Doch die Fülle der verschiedenen Beweggründe und Gefühle, die in diesem Psalm angehäuft sind, erfordert noch einige kurze Bemerkungen. Ich habe bereits darauf hingewiesen, dass hier die so häufig vorkommenden beiden Grundlagen, auf die sich das Vertrauen des Gläubigen zu Gott stützt, sowie die Gerechtigkeit als Triebfeder und Grund dieses Vertrauens beisammen gefunden werden. Als weiterer Beweggrund kommt hier der Name Jehovas hinzu. In den Versen 3-6 haben wir die völlige Verwerfung derer, die auf nichtige Götzen achten. In Vers 7 wird die Güte Jehovas als Gnade anerkannt. Er hat Kenntnis genommen von den Bedrängnissen der Seele des Gläubigen - ein köstlicher Gedanke, so dunkel es auch um ihn her gewesen sein mochte! -, und Er hat Rettung gewährt (V. 8). Die ersten acht Verse bilden eine Art Einleitung und enthalten allgemeine Grundsätze; vom neunten Verse an drückt Christus Seine äußerste Bedrängnis aus. Sie lastet schwer auf Ihm. Er war Seinen Bedrängern und besonders Seinen Nachbarn zum Hohn geworden, zum Schrecken Seinen Bekannten; so elend und verachtet war Er, und doch wurde Er gehasst und verworfen! Beides zu sein ist das Teil eines göttlichen Charakters, ja, Gottes Selbst. Der Mensch kümmert sich nicht um jemanden, den er verachtet, aber so macht er es nie mit Gott, oder mit dem, was von Gott ist24. Er wird, wenn Gott Sich Selbst erniedrigt, Ihn noch weiter zu erniedrigen suchen, und ebenso die, welche Gott angehören; zugleich fürchtet er sich vor Ihm und hasst Ihn. Obwohl vergessen, wird Christus doch geschmäht, und die tobenden Feinde ratschlagen und sinnen darauf, Ihm das Leben zu nehmen. So zeigen uns die Verse 9-13 den Standpunkt, den der Geist Christi, oder Christus Selbst, in der Welt einnimmt.

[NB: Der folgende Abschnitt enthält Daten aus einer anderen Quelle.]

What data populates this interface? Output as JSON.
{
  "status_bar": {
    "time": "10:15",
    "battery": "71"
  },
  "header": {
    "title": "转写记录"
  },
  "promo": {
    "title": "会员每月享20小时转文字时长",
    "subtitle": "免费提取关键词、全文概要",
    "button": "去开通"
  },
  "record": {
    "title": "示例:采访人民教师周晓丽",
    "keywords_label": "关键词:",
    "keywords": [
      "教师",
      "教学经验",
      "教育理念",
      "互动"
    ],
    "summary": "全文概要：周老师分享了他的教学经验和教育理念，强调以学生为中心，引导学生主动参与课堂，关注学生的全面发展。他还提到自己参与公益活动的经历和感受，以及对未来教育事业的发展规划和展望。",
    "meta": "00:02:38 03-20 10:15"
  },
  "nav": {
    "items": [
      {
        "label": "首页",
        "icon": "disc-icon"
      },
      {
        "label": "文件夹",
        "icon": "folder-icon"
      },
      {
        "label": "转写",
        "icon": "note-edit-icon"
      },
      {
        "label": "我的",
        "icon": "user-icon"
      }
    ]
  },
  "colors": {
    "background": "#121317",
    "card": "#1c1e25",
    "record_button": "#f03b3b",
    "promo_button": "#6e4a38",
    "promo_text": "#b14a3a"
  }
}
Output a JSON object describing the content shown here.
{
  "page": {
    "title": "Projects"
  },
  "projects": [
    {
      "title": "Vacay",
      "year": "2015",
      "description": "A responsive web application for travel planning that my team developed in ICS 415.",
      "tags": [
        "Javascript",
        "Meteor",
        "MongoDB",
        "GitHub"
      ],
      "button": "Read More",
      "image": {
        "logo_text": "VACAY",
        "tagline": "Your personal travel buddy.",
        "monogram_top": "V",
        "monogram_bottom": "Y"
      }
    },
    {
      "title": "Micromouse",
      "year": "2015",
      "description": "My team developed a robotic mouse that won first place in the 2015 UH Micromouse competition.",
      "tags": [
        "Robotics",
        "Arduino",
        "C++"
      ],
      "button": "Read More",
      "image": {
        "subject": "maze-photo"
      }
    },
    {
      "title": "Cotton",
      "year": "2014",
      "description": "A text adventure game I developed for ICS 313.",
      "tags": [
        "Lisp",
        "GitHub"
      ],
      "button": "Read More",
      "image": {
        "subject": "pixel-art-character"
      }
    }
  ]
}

Der 14. Vers enthält ein sehr treffendes Bild: Der Psalmist vertraut auf Jehova; alles, was über ihn kommen muss, ist schließlich in Jehovas Hand. Dann aber wird noch ein anderer Grund für die Erhörung angeführt: „Ich habe dich angerufen“ (V. 17). Die Lügenlippen wird Gott verstummen lassen (V. 18). Weiter begegnen wir dem Vertrauen auf die Güte Gottes, die den Heiligen aufbewahrt wird, und dem Verbergen in der Gegenwart Gottes in der Zeit der Bedrängnis. Vers 21 rühmt die Treue Jehovas, während die Verse 22 und 23 aufgrund dieser Treue die Heiligen ermutigen. So wird hier bei einer Bedrängnis ohnegleichen alles, worauf der Gläubige sich zu berufen vermag, in der schönsten Weise zusammengestellt. Die ganze Psalmenreihe, die wir zuletzt betrachtet haben, ist der Ausdruck der Gefühle Israels, während es sich unter dem Druck der Trübsal befindet und nach Rettung aus ihr verlangt; und das ist es, was Israel wirklich tun wird.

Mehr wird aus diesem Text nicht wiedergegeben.